Botox and bullsh*t: Two columnists and one kind of contempt for you — the reader
I wanna write for the common people, common people like... youuuuuuu
🎵 She came from Grazia/She had very little knowledge/She studied Trolling at St Rupert’s College 🎵
Polly Vernon writes satire with the kind of subtly that Robert Oppenheimer brought to the redevelopment of downtown Hiroshima. In Saturday’s Times Magazine, she wrote a double-page spread — that’s a DPS to media saddos like myself — that was designed to be funny but dripped with such contempt for the lives of ‘civilians’ (what some journalists have been known to dismissively call the readers that actually buy their ‘work’) that it was a two-page argument for violent Marxist insurrection. In summary: She’s got less money because of the pandemic and has had to live — horror of horrors — like an ‘ordinary’ person.

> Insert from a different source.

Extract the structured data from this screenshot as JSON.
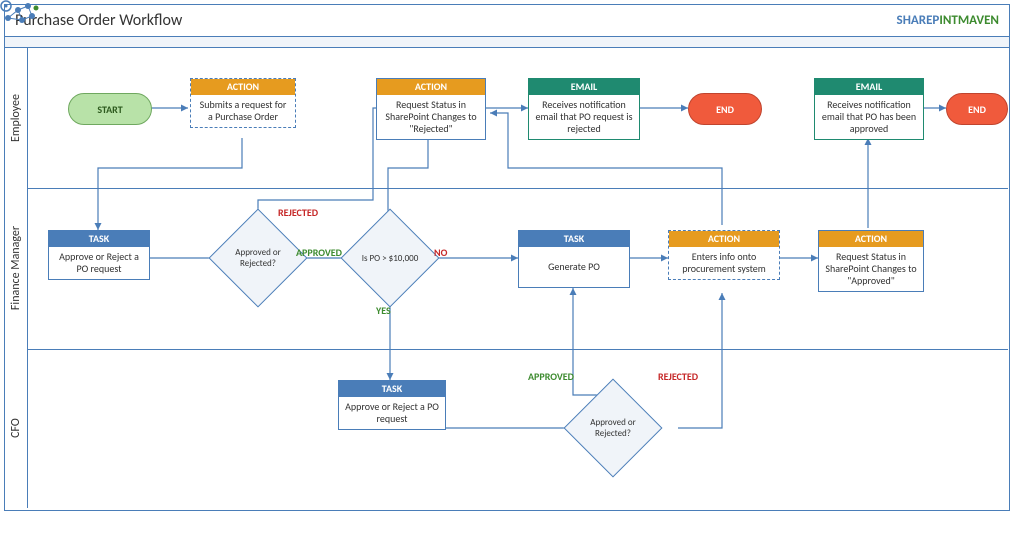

I’m not going to rehash my reasons for despising Vernon’s article here, but suffice to say I hated it so much that you could use my rage to power a bijou little boutique hotel that Vernon herself would find insufficiently luxurious. You can read my notes on it in the tweet below. They are angrier than Malcolm Tucker trapped in a wheelie bin:
There’s a common meme now about ‘saying the quiet bit loud’, which refers to the tendency among establishment figures to be quite brazen about their hatred for certain groups or the sheer brutality of some of their plans. The Nouveau Broke feature, which includes Vernon boasting about the ease with which she secures commissions normally, fits that profile perfectly. It should be the journalistic equivalent of a Ratner moment — the notorious admission by Gerald Ratner that the jewellery he sold was ‘total crap’ which led to the derailing of his whole business — but journalists, particularly comment and feature writers, don’t have to face any consequences for this sort of thing now. In fact, it just gets them more work since hate clicks have the same economic value as ones driven by happiness.
It’s likely that Vernon will lap up the praise she has received from other journalists and people who identify with her aspirational doggerel while turning the criticism into fodder for more pieces about being ‘cancelled’. She cannot lose really and showing contempt for millions of people is basically fine because many of her readers feel similar distaste for ‘the sort of people’ who buy stuff from Tiger, like Lidl, and don’t know about really expensive spas where you get charged inordinate amounts of cash for so-called wonder treatments that do fuck all.
🎵 'Cause everybody hates a tourist/ Especially one who thinks it's all such a laugh 🎵
In the same magazine issue as Vernon’s feature, Caitlin Moran’s latest book was given a heavy trail with two extracts. The second of them was the most affecting; it covered one of her daughter’s experience with an eating disorder and how Moran and her husband, Pete Paphides, dealt and didn’t deal with the situation. It was a piece of writing that actually justified the hype and (almost) the salary that Moran gets for her journalism, film, TV and literary projects.
But The Times and, presumably, Moran who must have signoff on these things, immediately wasted the moral capital from the eating disorder piece by trailing at the bottom of the page today’s extract which is… about Caitlin Moran getting Botox. So after writing painfully and perceptively about the pressures put on young women to look right, act right, and be right, Moran is delivering a jokey look at plastic surgery. The cognitive dissonance is strong.
Both the heartfelt piece and the more jokey extract that focused on Moran and Paphides maintaining their sex life despite having to deal with two kids were decent. But they represent a problem that Moran has set up for herself; she writes so often about herself and her family that they are never just people — they are content machines, a handle for Moran to crank and create new stories for columns, books, and fiction. In her own origin story — made more extreme for dramatic reasons — Moran has found material for three different projects already: Raised By Wolves on TV, the How To Build A Girl trilogy of novels (two have been released so far), and the How To Build A Girl movie.
But the well of Moran’s sort-of hand-to-mouth youth is surely now dry. So the sequel to her non-fiction mega-hit How To Be A Woman has to be about something else and that something else is… her family. That’s why she’s expanded her feminist tent to drag in men; she needs to talk about her husband — himself now a memoirist — because that’s material and her children because they are living, breathing material, extensions of her. And one of her daughter’s is already a pop star — or at least trying to be — so it’s a good cross-promotional move for the Moran/Paphides dynasty.
In the exaggerated expressions and the swift handbrake turn moves like jumping from her daughter’s pain to a jokey discussion of her sex life and then her Botox needs, Moran says one thing really: “You, the reader, are there to watch me goon. And you will love it.” That her choices mean that other human beings — including two who are her daughters — become characters in a cartoon series. Caitlin Moran is happy to make herself the rubber-faced protagonist and her family are along for the ride. Think the Kardashians are an American thing? Well, we’ve got dynasties — new and old — all over the place in the UK, it’s just that they pretend they got there through merit.
Maybe I should be a little less tough on Polly Vernon. At least she’s honest and willing to admit that she’s better than you.
From a multi-million pound house, with access to almost anything, Caitlin Moran pretends she’s just like you. And that’s just another kind of contempt.